“Video games will move to the center of the entertainment and pop-culture universe next year”
Axios, Future of media: Gaming
Over the past two days, I had a chance to attend the Pocket Gamer Connects (PGC) London and meet and greet game developers, execs, studios, investors and service providers to the gaming industry. It’s the first big gathering of the year, a small sibling to the much larger Game Development Conference (aka GDC) taking place in San Francisco in March. First and foremost, PGC it’s a meeting palooza – I received over 40 requests for meetings, mainly from game studios all over Europe.
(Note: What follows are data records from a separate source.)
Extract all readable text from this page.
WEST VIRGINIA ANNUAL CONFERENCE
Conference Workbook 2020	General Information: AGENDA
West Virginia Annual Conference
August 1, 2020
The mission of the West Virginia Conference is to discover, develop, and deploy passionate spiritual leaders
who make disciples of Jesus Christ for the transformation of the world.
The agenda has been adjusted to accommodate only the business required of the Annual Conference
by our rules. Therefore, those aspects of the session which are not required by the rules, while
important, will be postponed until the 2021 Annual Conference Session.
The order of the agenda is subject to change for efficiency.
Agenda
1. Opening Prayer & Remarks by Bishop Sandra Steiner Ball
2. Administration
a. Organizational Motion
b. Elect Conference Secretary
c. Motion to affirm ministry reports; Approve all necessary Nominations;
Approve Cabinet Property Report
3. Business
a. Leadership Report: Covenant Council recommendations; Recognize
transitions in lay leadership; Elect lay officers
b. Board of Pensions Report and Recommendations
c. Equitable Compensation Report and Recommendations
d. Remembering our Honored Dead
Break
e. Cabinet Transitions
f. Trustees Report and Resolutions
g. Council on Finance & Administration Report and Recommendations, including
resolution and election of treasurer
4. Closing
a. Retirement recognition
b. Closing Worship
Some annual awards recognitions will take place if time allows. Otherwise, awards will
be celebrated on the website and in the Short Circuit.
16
One trend that was prominent at the conference was the rise of generative AI in gaming. In one of the sessions I attended the room was packed with developers, and in the web3-focused session, most of the chatter was not on NFTs or Play to Earn, but on the potential of generative AI to reduce costs, increase productivity and test various aspects of the game creation value chain from ideation, to development and marketing of games.
The potential of AI in gaming was also mentioned In the latest quarterly gaming report by Quantum Tech Partners:
“We will begin seeing early concept stage development, art, generative characters, NPCs and putting creation in the hands of non-developers assisted with AI applications”
Another trend that was discussed at the conference was the growing importance of live operations in mobile gaming. Live operations refer to the ongoing management and maintenance of a game after its initial launch, and can include things like events, updates, and community management. With the increasing competition in the mobile gaming market, developers are recognising the need to keep players engaged and invested in their games for longer periods of time in order to drive monetisation and retention. Alumni of companies like Playtika or other ‘social gaming’ companies are well aware of the potential for live ops platforms to increase ROI and retention.
Putting gaming in context in 2023
While 2022 was the first year that saw mobile gaming revenue shrink by 5%, the number of downloads was overall up and session times remained the same, as I mentioned in my post on the state of Israeli gaming in 2023. The reasons for the reduced spend on US gaming include: reduced discretionary spend due to inflation, reduction in post-COVID gaming hours and a thinner release slate of big titles, according to Matthew Ball.
When it comes to M&A however, 2022 was a record breaking year with $127 billion invested across 1,250 deals, according to the latest 2022 state of gaming report by Drake Star.
Highlights from the report:
- Global gaming industry saw record year with over 1300 deals and $127B in disclosed deal value.
- Over $102 billion in M&A deal value with some of the largest ever gaming M&A deals this year (Activision/Microsoft, Zynga/Take-Two, ironSource/Unity)
- More than $11B was raised in 900+ financing rounds of private companies. When comparing venture investments only, 2022 saw a 40% decline in gaming investments compared to 2021 (according to CB Insights). Q4 2022 was particularly brutal, with a 83% decline in gaming funding. Unfortunately, the layoffs didn’t skip the gaming industry as companies look to improve unit economics. Unity, Riot Games, Microsoft, Google and Playtika, are just some of the recent companies who announced layoffs, affecting thousands of jobs.
There is light at the end of the tunnel as the growth is expected to return in 2023 and revenues for the gaming industry are expected to grow from $184 billion in 2022 to $283 billion in 2027, representing a nearly 9% CAGR. In the current market conditions, where growth is hard to find, this is very attractive.
And when it comes to M&A, 2023 already opened with a bang as Playtika made a bid to acquire Rovio entertainment, the maker of Angry Birds in a deal valuing the company at approximately $900 million USD. As more non-traditional gaming acquirers enter the market (like Netflix, Meta, Amazon) the M&A trend in gaming is likely to continue.
Another thing that changed in 2023 in addition to the bigger market of potential acquirers is dry powder for gaming funds, which raised a record of $3.45 billion in 2022. Gaming is a sector that traditionally struggled to attract venture capital investment in the early days, as mentioned by Mitch Lasky and Blake Robbins in the Gamecraft podcast. Various factors changed that dynamic and made gaming into a hugely sought after investment opportunity: the penetration of smart phone and rise of mobile gaming, the move from packaged goods to free to play, and the growing M&A market for gaming to name a few.
At Remagine Ventures I, our first fund, we’ve been active investors in the gaming space, including 4 gaming studios (Sneaky Panda, Toya, RebelBots, Novos and soon Zoog, who is launching their first games for families) to date as well as 3D content infrastructure like Echo3D, which offers 3D asset management in the cloud. For Remagine Ventures II (launching in 2023), we’re expanding our investment coverage geographically and will start investing in UK / Europe as well. We are bullish on the future of gaming as the leading form of entertainment for anyone under 50 and are excited about the potential that new technology like generative AI or blockchain has on the future of the gaming industry.
Overall, the Pocket Gamer Connect conference provided a fun get together of the gaming industry and a valuable look at the trends that are shaping its future.